Diffracted Evanescent Wave Model for Enhanced, Suppressed and Directional Transmission through Subwavelength Apertures

The transmission spectrum of an array of subwavelength apertures in a metal film displays a set of peaks related to the periodicity. Extraordinary transmission efficiencies at these positions have been claimed and associated with discrete grating-coupling conditions that excite surface-plasmon polaritons (SPPs). In this talk, we re-evaluate the magnitude and origin of the effect by proper normalization of the as-collected transmission spectrum of the array to that of the corresponding isolated hole.
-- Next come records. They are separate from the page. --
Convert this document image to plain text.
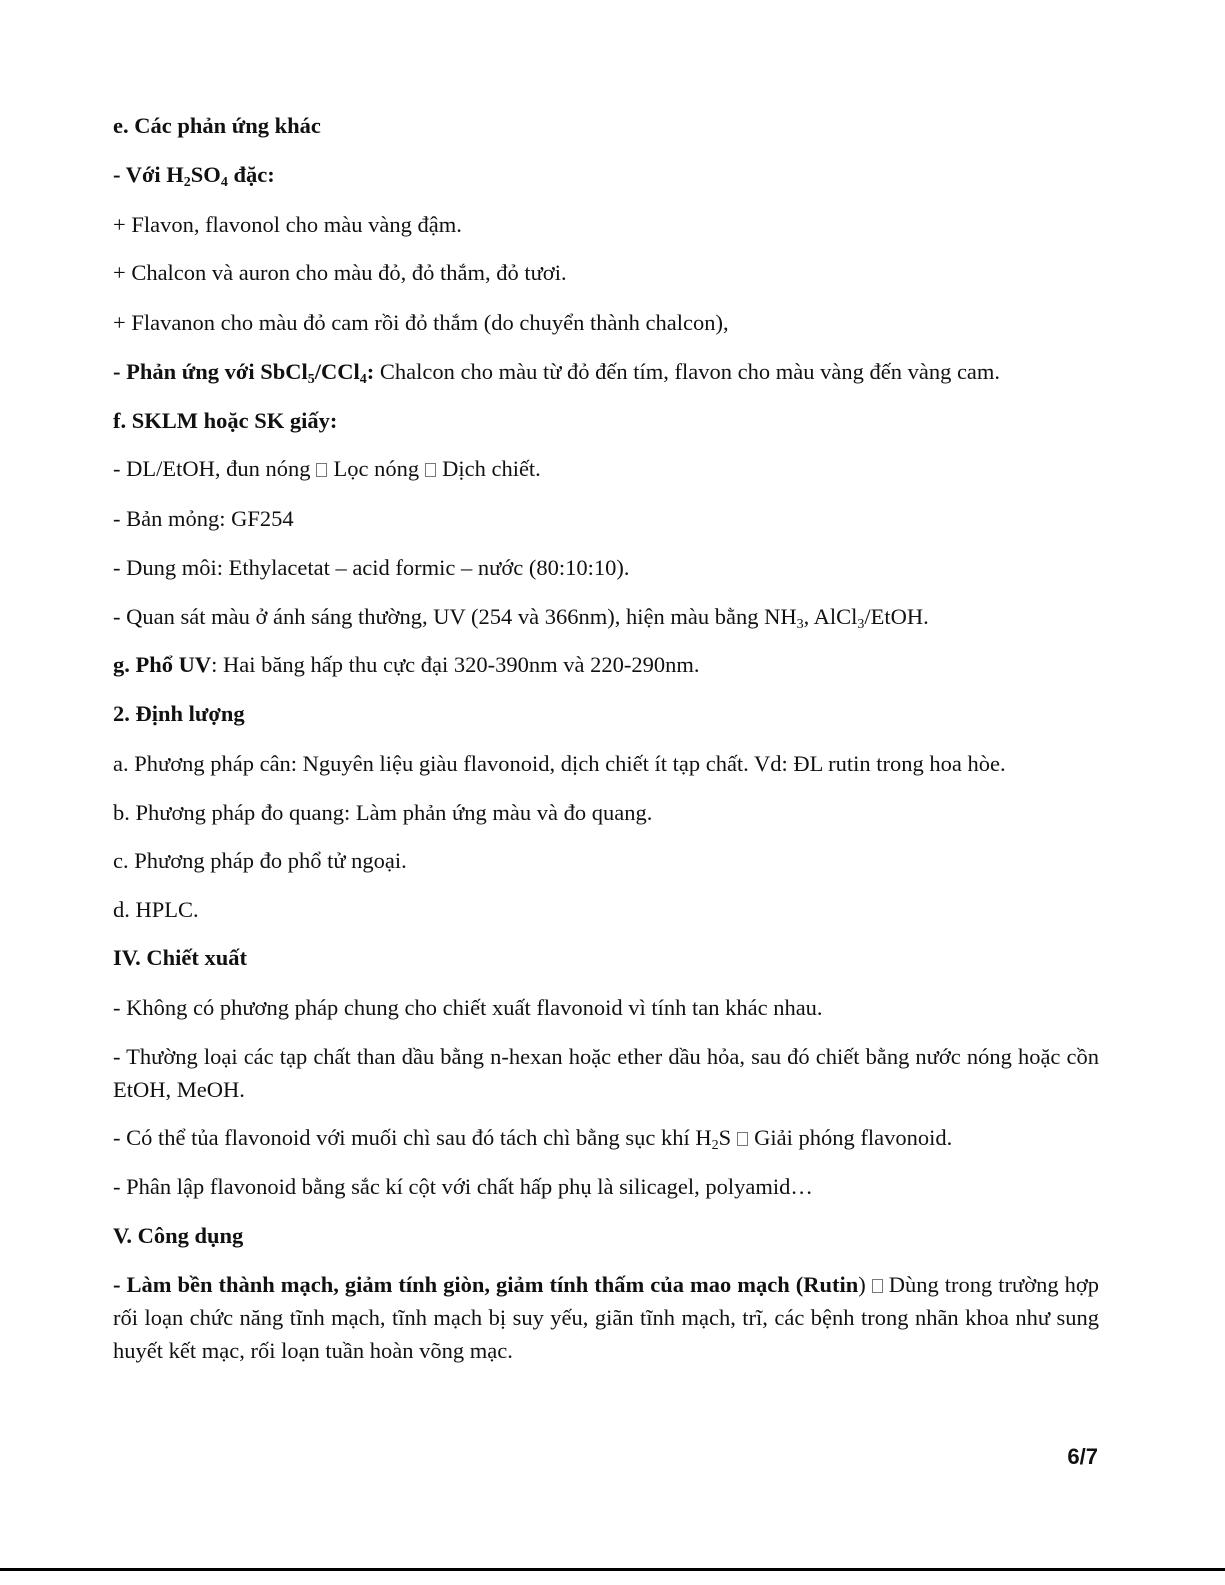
e. Các phản ứng khác
- Với $H_2SO_4$ đặc:
+ Flavon, flavonol cho màu vàng đậm.
+ Chalcon và auron cho màu đỏ, đỏ thắm, đỏ tươi.
+ Flavanon cho màu đỏ cam rồi đỏ thắm (do chuyển thành chalcon),
- Phản ứng với SbCl$_5$/CCl$_4$: Chalcon cho màu từ đỏ đến tím, flavon cho màu vàng đến vàng cam.
f. SKLM hoặc SK giấy:
- DL/EtOH, đun nóng Lọc nóng Dịch chiết.
- Bản mỏng: GF254
- Dung môi: Ethylacetat – acid formic – nước (80:10:10).
- Quan sát màu ở ánh sáng thường, UV (254 và 366nm), hiện màu bằng $NH_3$, AlCl$_3$/EtOH.
g. Phổ UV: Hai băng hấp thu cực đại 320-390nm và 220-290nm.
2. Định lượng
a. Phương pháp cân: Nguyên liệu giàu flavonoid, dịch chiết ít tạp chất. Vd: ĐL rutin trong hoa hòe.
b. Phương pháp đo quang: Làm phản ứng màu và đo quang.
c. Phương pháp đo phổ tử ngoại.
d. HPLC.
IV. Chiết xuất
- Không có phương pháp chung cho chiết xuất flavonoid vì tính tan khác nhau.
- Thường loại các tạp chất than dầu bằng n-hexan hoặc ether dầu hỏa, sau đó chiết bằng nước nóng hoặc cồn EtOH, MeOH.
- Có thể tủa flavonoid với muối chì sau đó tách chì bằng sục khí $H_2S$ Giải phóng flavonoid.
- Phân lập flavonoid bằng sắc kí cột với chất hấp phụ là silicagel, polyamid…
V. Công dụng
- Làm bền thành mạch, giảm tính giòn, giảm tính thấm của mao mạch (Rutin) Dùng trong trường hợp rối loạn chức năng tĩnh mạch, tĩnh mạch bị suy yếu, giãn tĩnh mạch, trĩ, các bệnh trong nhãn khoa như sung huyết kết mạc, rối loạn tuần hoàn võng mạc.
6/7
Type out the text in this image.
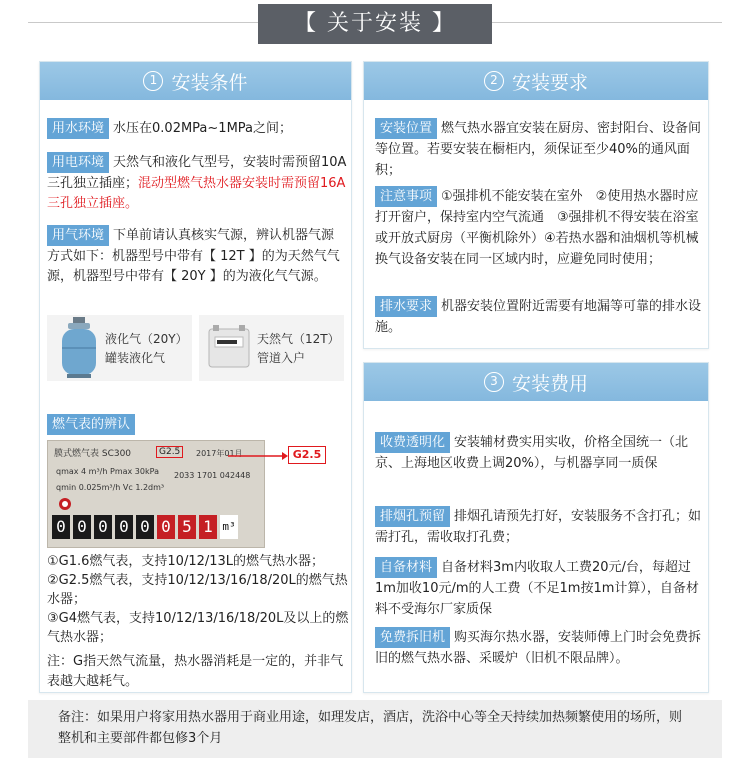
【 关于安装 】
1 安装条件
用水环境 水压在0.02MPa~1MPa之间；
用电环境 天然气和液化气型号，安装时需预留10A三孔独立插座；混动型燃气热水器安装时需预留16A三孔独立插座。
用气环境 下单前请认真核实气源，辨认机器气源方式如下：机器型号中带有【 12T 】的为天然气气源，机器型号中带有【 20Y 】的为液化气气源。
液化气（20Y）
罐装液化气
天然气（12T）
管道入户
燃气表的辨认
膜式燃气表 SC300	G2.5	2017年01月
qmax 4 m³/h Pmax 30kPa 2033 1701 042448
qmin 0.025m³/h Vc 1.2dm³
0 0 0 0 0 0 5 1 m³
G2.5
①G1.6燃气表，支持10/12/13L的燃气热水器；
②G2.5燃气表，支持10/12/13/16/18/20L的燃气热水器；
③G4燃气表，支持10/12/13/16/18/20L及以上的燃气热水器；
注：G指天然气流量，热水器消耗是一定的，并非气表越大越耗气。
2 安装要求
安装位置 燃气热水器宜安装在厨房、密封阳台、设备间等位置。若要安装在橱柜内，须保证至少40%的通风面积；
注意事项 ①强排机不能安装在室外　②使用热水器时应打开窗户，保持室内空气流通　③强排机不得安装在浴室或开放式厨房（平衡机除外）④若热水器和油烟机等机械换气设备安装在同一区域内时，应避免同时使用；
排水要求 机器安装位置附近需要有地漏等可靠的排水设施。
3 安装费用
收费透明化 安装辅材费实用实收，价格全国统一（北京、上海地区收费上调20%），与机器享同一质保
排烟孔预留 排烟孔请预先打好，安装服务不含打孔；如需打孔，需收取打孔费；
自备材料 自备材料3m内收取人工费20元/台，每超过1m加收10元/m的人工费（不足1m按1m计算），自备材料不受海尔厂家质保
免费拆旧机 购买海尔热水器，安装师傅上门时会免费拆旧的燃气热水器、采暖炉（旧机不限品牌）。
备注：如果用户将家用热水器用于商业用途，如理发店，酒店，洗浴中心等全天持续加热频繁使用的场所，则整机和主要部件都包修3个月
The normalized spectrum then reveals a sequence of both enhancements and suppressions of modest and similar magnitude (less than a factor of ten). This continuous modulation is inconsistent with an SPP-based interpretation, but rather suggests an underlying mechanism based on interference. A subwavelength aperture couples inefficiently to a specific surface mode such as an SPP because it diffracts light into a continuum of evanescent surface waves with a large distribution of in-plane k-vectors. We show however that these components sum to form an effective surface wave which is coherent over a short range and phase-shifted with respect to the source. We confirm the presence of this composite diffracted evanescent wave (CDEW) via interferometric experiments involving pairs of subwavelength apertures. We propose a new model for the anomalous transmission of hole arrays in which enhancement and suppression result from the interference of light directly incident upon (or emerging from) a given hole with CDEWs launched by neighboring holes. This model successfully predicts equivalent effects in non-metallic systems. In addition, it accounts for the salient optical properties of single apertures surrounded by surface corrugations, such as efficient, low-divergence beaming.